Book Review: Your Heart Belongs to Me by Dean Koontz

Listening to “Your Heart Belongs To Me” on audio probably made this Koontz book more enjoyable for me. Had I read the actual book on my own, I probably would have given it a lower rating. Audio is definitely much more entertaining when you have a good reader like this one.

It’s the story of Ryan Perry, a handsome dot com millionaire who has everything but he needs a heart transplant. After paying for the best of the best, he gets a donor in just a month. During the procedure and afterwards, strange paranormal things begin to happen to Ryan along with a mysterious woman stalking him who may or may not have all the answers.
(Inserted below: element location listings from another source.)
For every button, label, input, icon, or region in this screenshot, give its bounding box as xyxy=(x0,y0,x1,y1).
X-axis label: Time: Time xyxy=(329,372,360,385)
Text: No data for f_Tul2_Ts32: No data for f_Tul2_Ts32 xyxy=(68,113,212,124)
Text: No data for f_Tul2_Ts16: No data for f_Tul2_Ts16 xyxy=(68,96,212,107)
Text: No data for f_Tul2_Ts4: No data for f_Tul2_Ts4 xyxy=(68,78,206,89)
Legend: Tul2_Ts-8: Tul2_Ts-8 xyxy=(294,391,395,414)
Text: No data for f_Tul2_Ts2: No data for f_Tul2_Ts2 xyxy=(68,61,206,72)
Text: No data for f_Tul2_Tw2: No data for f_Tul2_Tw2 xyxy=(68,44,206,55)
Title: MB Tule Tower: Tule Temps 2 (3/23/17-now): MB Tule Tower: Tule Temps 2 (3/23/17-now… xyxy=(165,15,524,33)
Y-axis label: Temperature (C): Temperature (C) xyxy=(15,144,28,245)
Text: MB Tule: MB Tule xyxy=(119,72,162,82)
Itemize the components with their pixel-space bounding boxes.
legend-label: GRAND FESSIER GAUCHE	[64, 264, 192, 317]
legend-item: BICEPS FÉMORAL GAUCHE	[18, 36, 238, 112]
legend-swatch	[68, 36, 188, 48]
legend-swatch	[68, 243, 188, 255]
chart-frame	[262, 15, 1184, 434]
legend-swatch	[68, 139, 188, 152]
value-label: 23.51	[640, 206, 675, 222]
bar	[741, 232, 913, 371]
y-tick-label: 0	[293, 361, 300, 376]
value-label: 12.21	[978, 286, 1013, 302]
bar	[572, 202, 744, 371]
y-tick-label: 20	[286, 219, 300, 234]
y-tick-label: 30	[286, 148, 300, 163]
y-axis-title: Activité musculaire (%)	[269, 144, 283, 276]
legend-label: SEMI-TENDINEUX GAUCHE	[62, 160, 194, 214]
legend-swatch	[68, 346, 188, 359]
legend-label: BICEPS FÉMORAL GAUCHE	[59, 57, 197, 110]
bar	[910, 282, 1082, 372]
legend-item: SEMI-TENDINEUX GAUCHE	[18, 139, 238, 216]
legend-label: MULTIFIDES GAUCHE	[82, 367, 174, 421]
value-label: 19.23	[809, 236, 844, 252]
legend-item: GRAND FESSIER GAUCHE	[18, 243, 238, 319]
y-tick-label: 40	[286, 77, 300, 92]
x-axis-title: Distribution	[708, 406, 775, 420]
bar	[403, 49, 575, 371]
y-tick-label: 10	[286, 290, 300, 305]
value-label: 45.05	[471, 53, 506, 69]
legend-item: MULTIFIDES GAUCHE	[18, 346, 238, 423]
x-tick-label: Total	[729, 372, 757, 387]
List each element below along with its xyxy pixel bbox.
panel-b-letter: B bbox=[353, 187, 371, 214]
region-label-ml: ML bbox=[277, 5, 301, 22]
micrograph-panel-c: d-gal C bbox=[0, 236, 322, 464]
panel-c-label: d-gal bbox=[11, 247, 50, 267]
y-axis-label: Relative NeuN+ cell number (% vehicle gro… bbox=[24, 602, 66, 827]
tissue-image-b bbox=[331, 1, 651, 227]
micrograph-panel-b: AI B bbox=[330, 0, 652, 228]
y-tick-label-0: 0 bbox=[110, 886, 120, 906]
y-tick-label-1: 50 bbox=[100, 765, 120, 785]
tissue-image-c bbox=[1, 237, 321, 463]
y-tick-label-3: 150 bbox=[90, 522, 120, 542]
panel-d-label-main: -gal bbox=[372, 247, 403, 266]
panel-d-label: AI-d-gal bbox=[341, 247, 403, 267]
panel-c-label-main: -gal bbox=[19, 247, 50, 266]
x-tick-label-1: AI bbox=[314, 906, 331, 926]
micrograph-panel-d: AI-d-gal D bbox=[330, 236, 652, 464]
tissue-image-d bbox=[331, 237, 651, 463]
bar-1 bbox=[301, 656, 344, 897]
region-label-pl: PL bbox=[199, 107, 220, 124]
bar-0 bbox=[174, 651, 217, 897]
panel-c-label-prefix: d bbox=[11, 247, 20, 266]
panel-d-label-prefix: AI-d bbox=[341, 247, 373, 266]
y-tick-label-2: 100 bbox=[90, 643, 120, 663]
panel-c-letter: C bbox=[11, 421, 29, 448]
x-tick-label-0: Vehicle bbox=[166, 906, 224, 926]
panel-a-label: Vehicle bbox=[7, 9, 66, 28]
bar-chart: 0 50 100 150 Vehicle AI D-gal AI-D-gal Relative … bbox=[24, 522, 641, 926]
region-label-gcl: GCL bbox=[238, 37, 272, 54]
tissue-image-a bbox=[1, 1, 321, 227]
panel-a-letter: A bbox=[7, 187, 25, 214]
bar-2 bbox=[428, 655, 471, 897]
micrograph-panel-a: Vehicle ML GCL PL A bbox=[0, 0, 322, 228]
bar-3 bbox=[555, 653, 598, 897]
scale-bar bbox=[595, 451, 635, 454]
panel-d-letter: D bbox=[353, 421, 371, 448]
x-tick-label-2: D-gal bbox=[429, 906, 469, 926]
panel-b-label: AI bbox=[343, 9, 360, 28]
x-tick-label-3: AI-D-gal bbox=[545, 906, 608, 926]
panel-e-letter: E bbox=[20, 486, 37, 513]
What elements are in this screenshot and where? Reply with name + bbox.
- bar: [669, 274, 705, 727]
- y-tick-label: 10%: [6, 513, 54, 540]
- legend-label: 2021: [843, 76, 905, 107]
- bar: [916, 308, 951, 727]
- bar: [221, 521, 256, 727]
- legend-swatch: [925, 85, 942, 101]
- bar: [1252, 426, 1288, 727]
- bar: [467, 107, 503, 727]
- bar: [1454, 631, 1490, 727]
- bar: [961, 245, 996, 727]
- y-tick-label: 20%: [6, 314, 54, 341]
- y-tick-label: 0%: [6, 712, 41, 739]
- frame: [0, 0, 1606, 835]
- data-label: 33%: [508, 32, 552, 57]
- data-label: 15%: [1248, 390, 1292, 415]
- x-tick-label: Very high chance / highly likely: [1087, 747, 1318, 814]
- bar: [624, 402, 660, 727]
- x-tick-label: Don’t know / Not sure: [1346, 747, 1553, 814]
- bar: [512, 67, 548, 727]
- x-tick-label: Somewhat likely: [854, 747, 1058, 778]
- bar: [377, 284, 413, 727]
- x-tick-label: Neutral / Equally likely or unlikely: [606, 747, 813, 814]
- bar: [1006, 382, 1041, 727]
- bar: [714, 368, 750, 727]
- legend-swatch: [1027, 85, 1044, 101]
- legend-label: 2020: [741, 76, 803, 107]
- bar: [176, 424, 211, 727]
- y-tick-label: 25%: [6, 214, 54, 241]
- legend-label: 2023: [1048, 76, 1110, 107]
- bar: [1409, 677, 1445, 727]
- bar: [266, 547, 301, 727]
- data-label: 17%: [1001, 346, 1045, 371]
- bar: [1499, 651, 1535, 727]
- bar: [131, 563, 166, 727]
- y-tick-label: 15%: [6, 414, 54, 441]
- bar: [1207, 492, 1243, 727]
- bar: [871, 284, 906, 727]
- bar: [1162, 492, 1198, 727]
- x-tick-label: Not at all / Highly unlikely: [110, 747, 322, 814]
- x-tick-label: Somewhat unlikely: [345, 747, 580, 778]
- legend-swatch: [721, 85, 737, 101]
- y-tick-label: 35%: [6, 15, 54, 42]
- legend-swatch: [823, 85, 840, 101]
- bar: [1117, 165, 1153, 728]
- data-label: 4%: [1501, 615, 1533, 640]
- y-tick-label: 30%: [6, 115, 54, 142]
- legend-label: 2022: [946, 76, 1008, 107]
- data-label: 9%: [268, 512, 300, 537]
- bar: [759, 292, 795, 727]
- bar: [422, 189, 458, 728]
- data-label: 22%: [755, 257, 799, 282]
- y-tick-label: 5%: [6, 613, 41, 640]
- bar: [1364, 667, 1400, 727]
Like many Koontz books I’ve read, this one suffers from too many secondary characters, too much subtext, and too many plot lines that don’t really affect the outcome of the story. We have Sam, Ryan’s girlfriend who is a wannabe novelist (Ryan even mentions reading too much into the subtext of her first novel!). There’s her distant mother who is dating a Jack Kevorkian type man – Koontz really builds this guy up and puts a lot of focus on him all for nothing. We have two different doctors (one who that more focus should have been put on) and lots of nurses – one nurse who may or may not be a spirit visiting Ryan and who may be connected to the Kevorkian boyfriend. Oh yeah, we also have undercover security agents and secret foreign government police!

As far as subtext goes, Koontz uses Edgar Allan Poe alliterations a lot to feed into the paranormal stuff Ryan is experiencing. He doesn’t mention its Poe so for a while there I thought Koontz’s plagiarism was just a bit too obvious. But he later brings Poe into it as an explanation but it’s pretty weak overall.

The woman who starts stalking and threatening Ryan turns out to be the best aspect of the plot, but is developed so late in the storyline and the details there just seem rushed by the time its all revealed to the reader. And as Koontz has done before, he writes and writes until he finds himself in a corner and feels like he needs to finish up the book, ultimately dropping everything for an ending that just doesn’t fit, leaving the reader let down overall.

I loved Ryan’s overall struggle, especially near the end. Koontz’s underlying theme of those less fortunate than others being used and abused by those who have money is nicely done. There’s both a spiritual and political statement in there. Pardon the pun, but Koontz gives Ryan heart when he discovers the truth. Peel away all the unnecessary subtext, useless characters, and never ending plot lines that Koontz uses to thicken a book and there really is a good story there.

One comment

  1. Great analysis. The excessive subtext and side character, I feel, do play a role in the novel. It keeps people guessing. Great book.